Like many of you, I have both a mother and a daughter. The differences between their two childhoods is jaw-dropping. When my mother was a teen in the late 1950's, public education offered her two extra-curricular choices - band and cheerleading. Her high school, and tens of thousands of others in the United States, offered girls very few (if any) opportunities to pursue their non-academic talents and interests.  While Title IX's language is brief - No person in the United States shall, on the basis of sex, be excluded from participation in, be denied the benefits of, or be subjected to discrimination under any education program or activity receiving federal financial assistance... - its national impact has been deep and lasting. The most visible imprint of Title IX's cultural shockwaves has been in high school and intercollegiate athletics.

For nearly two generations now, girls and young women have as many athletic choices as boys and young men do. I was thinking of this last weekend as I sat in the Target Center watching my daughter participate in the Minnesota State Danceline competition. I was proud and amazed at the determination I saw on so many of the young girls' faces. These girls are truly the direct recipients of so many who blazed trails of hope and possibility so that they could have what their grandmothers had been denied.

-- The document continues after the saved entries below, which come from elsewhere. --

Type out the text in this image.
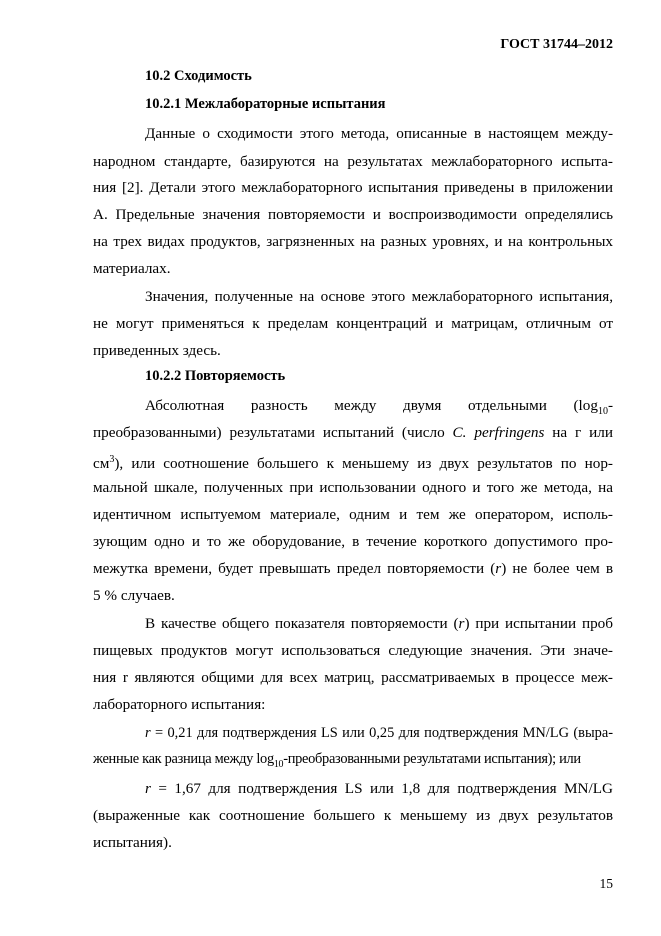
ГОСТ 31744–2012
10.2 Сходимость
10.2.1 Межлабораторные испытания
Данные о сходимости этого метода, описанные в настоящем между-
народном стандарте, базируются на результатах межлабораторного испыта-
ния [2]. Детали этого межлабораторного испытания приведены в приложении
А. Предельные значения повторяемости и воспроизводимости определялись
на трех видах продуктов, загрязненных на разных уровнях, и на контрольных
материалах.
Значения, полученные на основе этого межлабораторного испытания,
не могут применяться к пределам концентраций и матрицам, отличным от
приведенных здесь.
10.2.2 Повторяемость
Абсолютная разность между двумя отдельными ($\log_{10}-$
преобразованными) результатами испытаний (число C. perfringens на г или
$см^3$), или соотношение большего к меньшему из двух результатов по нор-
мальной шкале, полученных при использовании одного и того же метода, на
идентичном испытуемом материале, одним и тем же оператором, исполь-
зующим одно и то же оборудование, в течение короткого допустимого про-
межутка времени, будет превышать предел повторяемости (r) не более чем в
5 % случаев.
В качестве общего показателя повторяемости (r) при испытании проб
пищевых продуктов могут использоваться следующие значения. Эти значе-
ния r являются общими для всех матриц, рассматриваемых в процессе меж-
лабораторного испытания:
r = 0,21 для подтверждения LS или 0,25 для подтверждения MN/LG (выра-
женные как разница между $\log_{10}$-преобразованными результатами испытания); или
r = 1,67 для подтверждения LS или 1,8 для подтверждения MN/LG
(выраженные как соотношение большего к меньшему из двух результатов
испытания).
15
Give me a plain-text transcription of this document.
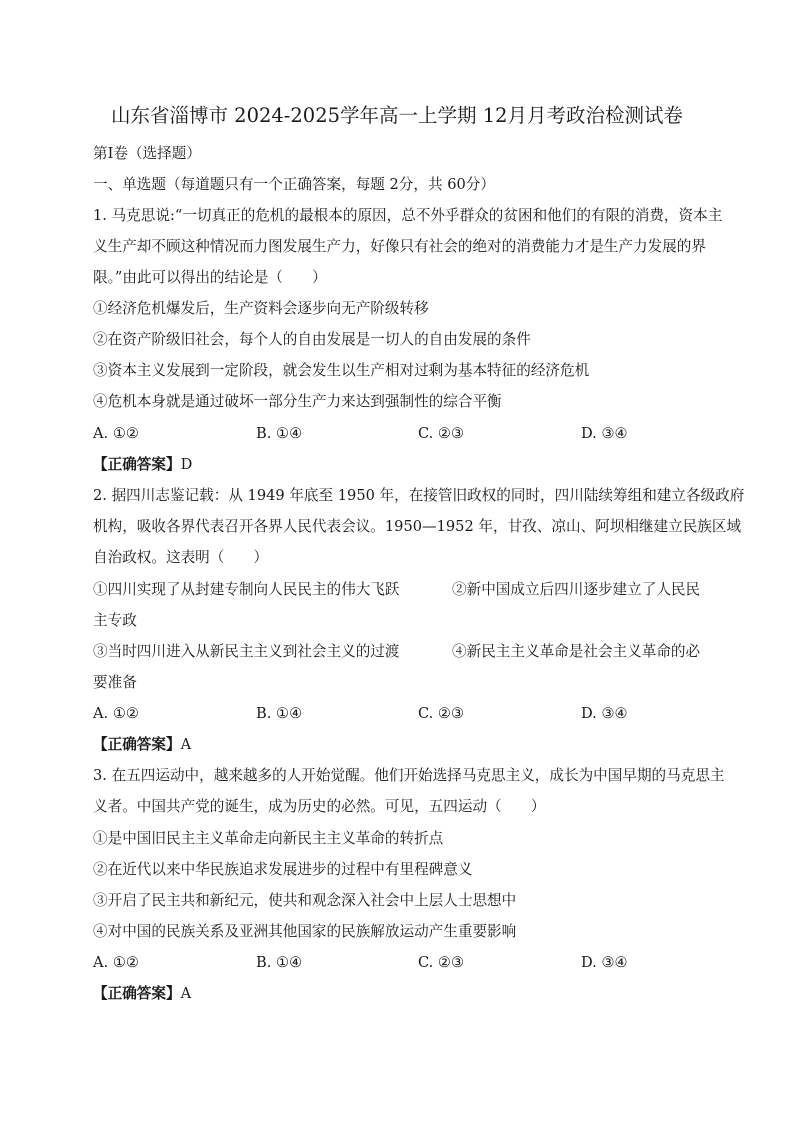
山东省淄博市 2024-2025学年高一上学期 12月月考政治检测试卷
第Ⅰ卷（选择题）
一、单选题（每道题只有一个正确答案，每题 2分，共 60分）
1. 马克思说:“一切真正的危机的最根本的原因，总不外乎群众的贫困和他们的有限的消费，资本主
义生产却不顾这种情况而力图发展生产力，好像只有社会的绝对的消费能力才是生产力发展的界
限。”由此可以得出的结论是（　　）
①经济危机爆发后，生产资料会逐步向无产阶级转移
②在资产阶级旧社会，每个人的自由发展是一切人的自由发展的条件
③资本主义发展到一定阶段，就会发生以生产相对过剩为基本特征的经济危机
④危机本身就是通过破坏一部分生产力来达到强制性的综合平衡
A. ①②	B. ①④	C. ②③	D. ③④
【正确答案】D
2. 据四川志鉴记载：从 1949 年底至 1950 年，在接管旧政权的同时，四川陆续筹组和建立各级政府
机构，吸收各界代表召开各界人民代表会议。1950—1952 年，甘孜、凉山、阿坝相继建立民族区域
自治政权。这表明（　　）
①四川实现了从封建专制向人民民主的伟大飞跃	②新中国成立后四川逐步建立了人民民
主专政
③当时四川进入从新民主主义到社会主义的过渡	④新民主主义革命是社会主义革命的必
要准备
A. ①②	B. ①④	C. ②③	D. ③④
【正确答案】A
3. 在五四运动中，越来越多的人开始觉醒。他们开始选择马克思主义，成长为中国早期的马克思主
义者。中国共产党的诞生，成为历史的必然。可见，五四运动（　　）
①是中国旧民主主义革命走向新民主主义革命的转折点
②在近代以来中华民族追求发展进步的过程中有里程碑意义
③开启了民主共和新纪元，使共和观念深入社会中上层人士思想中
④对中国的民族关系及亚洲其他国家的民族解放运动产生重要影响
A. ①②	B. ①④	C. ②③	D. ③④
【正确答案】A
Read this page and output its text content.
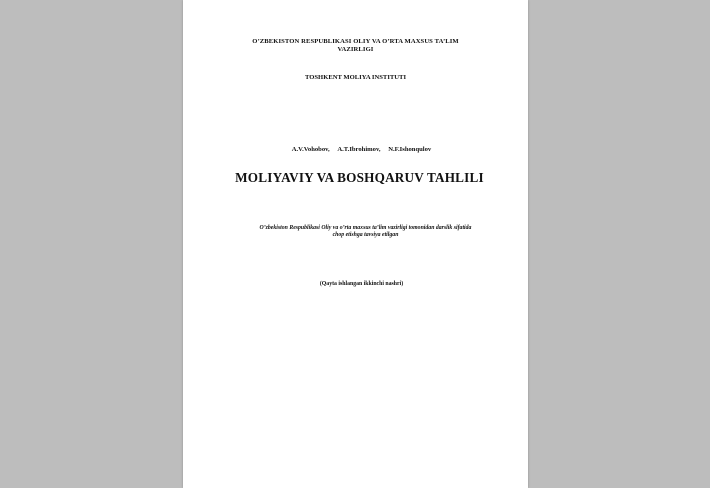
O’ZBEKISTON RESPUBLIKASI OLIY VA O’RTA MAXSUS TA’LIM
VAZIRLIGI
TOSHKENT MOLIYA INSTITUTI
A.V.Vohobov, A.T.Ibrohimov, N.F.Ishonqulov
MOLIYAVIY VA BOSHQARUV TAHLILI
O’zbekiston Respublikasi Oliy va o’rta maxsus ta’lim vazirligi tomonidan darslik sifatida
chop etishga tavsiya etilgan
(Qayta ishlangan ikkinchi nashri)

But Title IX didn't just grant women athletic opportunities. It opened academic and professional doors as well. Now, as we are in the second decade of a new century, no reasonable person can doubt a woman's ability to go as far as her determination leads her - whether that be to a courtroom, an operating table, the halls of Congress, the Oval Office or even to the stars. The sky is no longer the limit. And while the remnants of a "good old boy network" may still linger in boardrooms across the land, Title IX's impact is irreversible.

Naturally, because I have a teenage daughter, I am thrilled and relieved she is coming of age in such an era. But the realist in me can't help but wonder how hard it still may be to grow up female in America. I have always taken for granted the relative ease with which my gender navigates through our culture, but have never considered the expectations that lie ahead for her as she becomes first an adult, then a wife, finally a mother. How will she - and millions like her - be able to juggle all of these roles with any level of personal satisfaction?